A colleague of mine in the Netherlands, while working on a similar request, came up with 5 stages, or different points at which you can do something. I like his stages, so I’ll follow his lead. Here they are:
- Amending, and
Because the question above explicitly rules out preventing, we shall ignore that one for this post.
We shall also pass over detecting, at least partly. On one hand, tools like ObervePoint, Hub’Scan, and countless others can do a good job at finding bad data. On the other hand, detecting is often very specific to your business.
If you are selling electric cars online, you can check that revenue on any given transaction should be between $30k and $200k, ruling out glitches and spikes.
If, on the other hand, you sell electronic parts, chewing gum, or wrapping paper, revenue on a transaction might be small, and the upper limit might be EUR5000.
Two different businesses, two different detection thresholds. Figuring out what you need to detect flawed data is going to be an interesting project.
That leaves us with patching, hiding, and correcting.
Patching, in the context of this post, shall mean changing, masking, re-routing, or dropping of data before it arrives in the Analytics processing queue.
There are four points where you can patch.
- During collection of data, i.e. on the page, or in your tag manager
- before the tracking call is sent, i.e. in
- at the inlet of data using Processing Rules, and
- at the inlet of data using VISTA Rules.
The crucial part is: detection has to happen in real time — the example above with the acceptable range of revenue is a good example. The flip side is that if an error can not be detected on an isolated tracking call, then we can not patch it.
If you want to decide between the four points above, ask yourself the following questions:
- Do I have access to a JS developer and tag management, i.e. can I quickly change the tracking on my site? If so, you should probably patch on the page, or in
doPlugins. Otherwise, you need to patch server-side, i.e. use Processing or VISTA Rules.
- Is the patch needed relatively simple? If so, chances are Processing Rules can do it. Otherwise, you need VISTA Rules.
Processing Rules, or browser-side patching are usually preferable over VISTA Rules. Building and deployment of VISTA Rules is always an engagement with my colleagues from the Engineering Services department.

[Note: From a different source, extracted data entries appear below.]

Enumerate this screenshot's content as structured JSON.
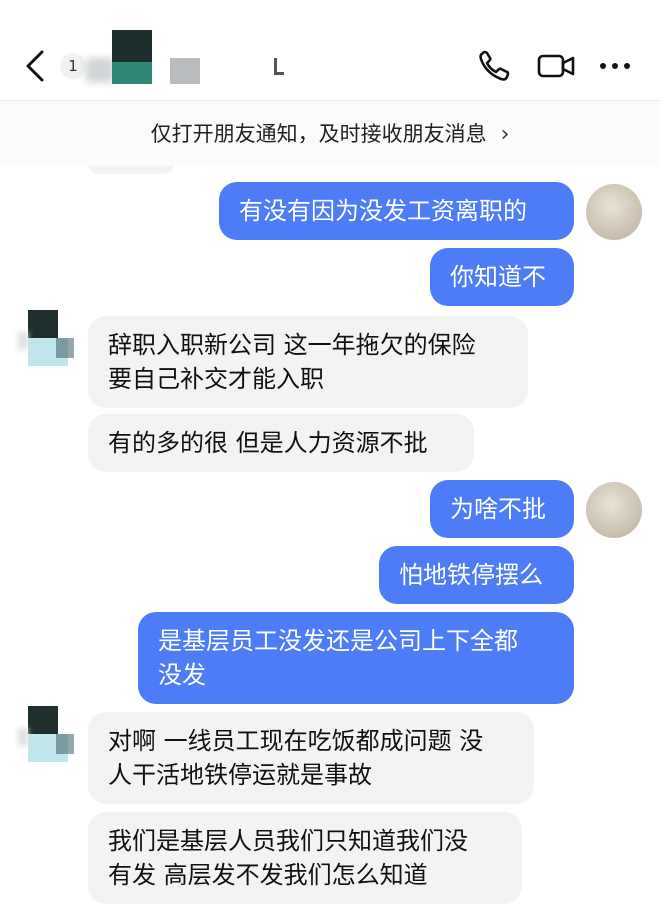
{
  "header": {
    "unread_count": "1",
    "contact_name_fragment": "[",
    "icons": {
      "back": "chevron-left-icon",
      "call": "phone-icon",
      "video": "video-camera-icon",
      "more": "more-horizontal-icon"
    }
  },
  "notify_bar": {
    "text": "仅打开朋友通知，及时接收朋友消息",
    "chevron": "›"
  },
  "messages": [
    {
      "from": "me",
      "text": "有没有因为没发工资离职的"
    },
    {
      "from": "me",
      "text": "你知道不"
    },
    {
      "from": "them",
      "text": "辞职入职新公司 这一年拖欠的保险\n要自己补交才能入职"
    },
    {
      "from": "them",
      "text": "有的多的很 但是人力资源不批"
    },
    {
      "from": "me",
      "text": "为啥不批"
    },
    {
      "from": "me",
      "text": "怕地铁停摆么"
    },
    {
      "from": "me",
      "text": "是基层员工没发还是公司上下全都\n没发"
    },
    {
      "from": "them",
      "text": "对啊 一线员工现在吃饭都成问题 没\n人干活地铁停运就是事故"
    },
    {
      "from": "them",
      "text": "我们是基层人员我们只知道我们没\n有发 高层发不发我们怎么知道"
    }
  ],
  "colors": {
    "my_bubble": "#4d7cf7",
    "their_bubble": "#f2f3f5",
    "background": "#ffffff"
  }
}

As such, they’ll come with a fee, and they take some time to put into place.
Data can be hidden away, in the sense that you can use segments to mask it in the reports.
The segmentation can be on demand (users can choose to use the segment), or mandatory (users have no choice, this uses the “Virtual Report Suite” feature).
An Analytics administrator would create a segment (maybe called “Cleaned Data”), and she would keep that segment up to date. If needed, she would assign that segment as a “Virtual Report Suite” for all or for specific users.
The technical and organisational part of hiding is pretty straight-forward.
Now, how does your Analytics administrator define the segment? How can we see whether data is bad, just by looking at the data?
Since you are reading this blog, I’m assuming you are a developer. So let me take a step back.
Segmentation is a feature in Analytics, which works on the data that Analytics has tracked. For you, that means your friendly Marketer is going to ask you to track data that will help with the segmentation if a situation should occur.
The first thing that comes to mind: track a version (or use the snippet from Useful Data Elements). The next thing would be: try to figure out whether the bad data is tracked alongside something else that can be identified. A good example would be if your bad data is only tracked on a specific page. If that was the case, your friendly marketer could very easily exclude that page by pageName, and the faulty data would automatically be hidden.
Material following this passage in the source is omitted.